Nobody makes it to the position of Vice President—say nothing of being the first woman and woman of color to hold that title—without having an uncanny ability to communicate with the public. And so it comes as no surprise that incoming Vice President, Kamala Harris, used inauguration day to make a simple, powerful statement about what her tenure will represent through the simplest mode of communication available to her: her clothing. For a moment that will, for a multitude of reasons, go down in history, Harris opted for a violet purple coat and matching dress by Christopher John Rogers, and shoes by Sergio Hudson.
The symbolism was two-fold. Rogers is among the most exciting emerging designers in America right now, a young Black man beloved by everyone from Zendaya to Lizzo, who represents, for many, an inclusive, optimistic future for fashion, as is Hudson, who counts Michelle Obama, Tracee Ellis Ross, and Issa Rae among his fans. The color purple was an important choice too. While Joe Biden’s wife, First Lady Dr. Jill Biden, opted to wear a powder blue coat dress, Harris’ bold display of purple—a merging of red and blue—represented a visual commitment to the partisan unity that both she and Biden have repeatedly claimed they will enact once in office.
In fact, the entire image of the inauguration—Harris and her husband, Doug Emhoff, Joe and Jill Biden—represented a masterclass in fashion optics. Both President Biden and Emhoff wore Ralph Lauren (Lauren, the son of poor Ashkenazi Jewish immigrants who turned accessibly-priced high fashion into a $6 billion fashion empire, being the perfect embodiment of the so-called ‘American dream’), Harris wore Rogers and Hudson, and Biden wore Markarian, the emerging, New York-based brand by the young female designer Alexandra O’Neill. Among them, they spanned the full spectrum of what the Biden/Harris leadership is hoping to represent: the marriage of classic Democratic values with a new and inclusive vision for the future. See more outfit angles here.

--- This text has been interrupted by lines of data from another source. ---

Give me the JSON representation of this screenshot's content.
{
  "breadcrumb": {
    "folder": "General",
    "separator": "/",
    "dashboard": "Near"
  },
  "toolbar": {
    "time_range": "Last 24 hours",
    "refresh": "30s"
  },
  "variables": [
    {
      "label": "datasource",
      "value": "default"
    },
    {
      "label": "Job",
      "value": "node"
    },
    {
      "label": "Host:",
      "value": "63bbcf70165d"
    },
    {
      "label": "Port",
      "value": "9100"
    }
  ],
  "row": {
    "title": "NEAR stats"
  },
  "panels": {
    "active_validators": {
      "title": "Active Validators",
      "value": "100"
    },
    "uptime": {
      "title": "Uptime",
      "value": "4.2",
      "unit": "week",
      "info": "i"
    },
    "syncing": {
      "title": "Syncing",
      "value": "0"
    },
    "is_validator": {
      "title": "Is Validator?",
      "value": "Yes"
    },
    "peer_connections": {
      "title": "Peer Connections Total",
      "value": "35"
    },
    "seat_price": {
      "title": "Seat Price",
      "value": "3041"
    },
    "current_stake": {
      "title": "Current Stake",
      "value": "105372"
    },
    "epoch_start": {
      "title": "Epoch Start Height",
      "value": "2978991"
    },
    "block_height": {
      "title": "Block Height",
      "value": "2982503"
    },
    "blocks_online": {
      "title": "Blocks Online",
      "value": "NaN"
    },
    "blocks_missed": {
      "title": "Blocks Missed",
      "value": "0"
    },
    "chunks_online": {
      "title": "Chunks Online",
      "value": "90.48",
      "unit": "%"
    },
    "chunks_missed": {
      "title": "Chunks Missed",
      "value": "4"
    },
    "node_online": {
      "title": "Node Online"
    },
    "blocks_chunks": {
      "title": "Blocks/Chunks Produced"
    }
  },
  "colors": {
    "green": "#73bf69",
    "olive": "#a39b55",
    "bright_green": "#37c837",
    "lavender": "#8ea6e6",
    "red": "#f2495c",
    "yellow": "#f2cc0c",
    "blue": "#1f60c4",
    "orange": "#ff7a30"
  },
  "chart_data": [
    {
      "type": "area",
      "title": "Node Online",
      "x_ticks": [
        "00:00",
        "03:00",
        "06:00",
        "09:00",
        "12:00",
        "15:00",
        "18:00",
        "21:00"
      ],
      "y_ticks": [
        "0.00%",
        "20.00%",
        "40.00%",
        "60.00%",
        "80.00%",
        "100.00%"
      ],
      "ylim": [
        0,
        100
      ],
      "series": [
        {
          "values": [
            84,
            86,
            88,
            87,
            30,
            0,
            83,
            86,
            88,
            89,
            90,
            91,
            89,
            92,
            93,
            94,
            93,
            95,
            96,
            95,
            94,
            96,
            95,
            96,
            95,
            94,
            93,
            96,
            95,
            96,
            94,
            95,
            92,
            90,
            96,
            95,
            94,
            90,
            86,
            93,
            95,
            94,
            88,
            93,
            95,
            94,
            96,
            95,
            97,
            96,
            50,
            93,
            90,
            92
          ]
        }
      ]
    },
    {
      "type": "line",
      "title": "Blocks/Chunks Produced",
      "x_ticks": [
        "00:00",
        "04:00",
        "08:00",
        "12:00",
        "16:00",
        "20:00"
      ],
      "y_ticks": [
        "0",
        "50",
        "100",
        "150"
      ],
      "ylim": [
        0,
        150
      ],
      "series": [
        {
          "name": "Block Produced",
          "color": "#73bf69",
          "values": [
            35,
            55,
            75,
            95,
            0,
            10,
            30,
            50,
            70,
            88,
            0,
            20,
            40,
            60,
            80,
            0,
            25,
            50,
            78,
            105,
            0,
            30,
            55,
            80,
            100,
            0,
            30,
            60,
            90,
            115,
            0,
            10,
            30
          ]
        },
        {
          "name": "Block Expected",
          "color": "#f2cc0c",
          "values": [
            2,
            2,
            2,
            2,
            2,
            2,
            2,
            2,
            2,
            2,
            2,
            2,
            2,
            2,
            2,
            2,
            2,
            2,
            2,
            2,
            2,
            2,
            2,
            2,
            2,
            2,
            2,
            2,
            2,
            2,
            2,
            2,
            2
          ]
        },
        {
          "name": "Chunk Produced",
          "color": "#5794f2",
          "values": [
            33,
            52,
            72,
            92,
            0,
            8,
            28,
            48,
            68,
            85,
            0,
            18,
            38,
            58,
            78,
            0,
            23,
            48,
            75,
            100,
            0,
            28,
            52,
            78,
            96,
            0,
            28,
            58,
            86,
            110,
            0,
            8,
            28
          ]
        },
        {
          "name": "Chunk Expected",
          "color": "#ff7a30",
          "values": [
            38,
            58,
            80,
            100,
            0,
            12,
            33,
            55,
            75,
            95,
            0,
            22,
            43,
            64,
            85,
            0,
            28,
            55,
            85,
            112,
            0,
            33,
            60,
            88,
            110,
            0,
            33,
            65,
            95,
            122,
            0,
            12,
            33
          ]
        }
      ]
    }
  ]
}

In a telling sign, when Melania and Donald Trump left the White House—they had refused, in an unprecedented move, to welcome the Bidens to their old residence—Melania wore black. A black skirt suit, black crocodile leather six-inch Louboutins, black oversized Bottega Veneta sunglasses, and a black crocodile skin Hermès Birkin. The sartorial contrast was a reminder—as if we needed one, of the nature of what today really represents. Not simply the ushering in of a new political era, but the symbolic death of the old one—the end, hopefully, of a time in which the First Lady finds it appropriate to wear a $71,000 handbag while millions of Americans battle for a lifesaving stimulus check. It was perhaps the closest the outgoing First Lady came to wearing an ‘I Don’t Really Care, Do U?’ jacket. But the messages came through, loud and clear, regardless.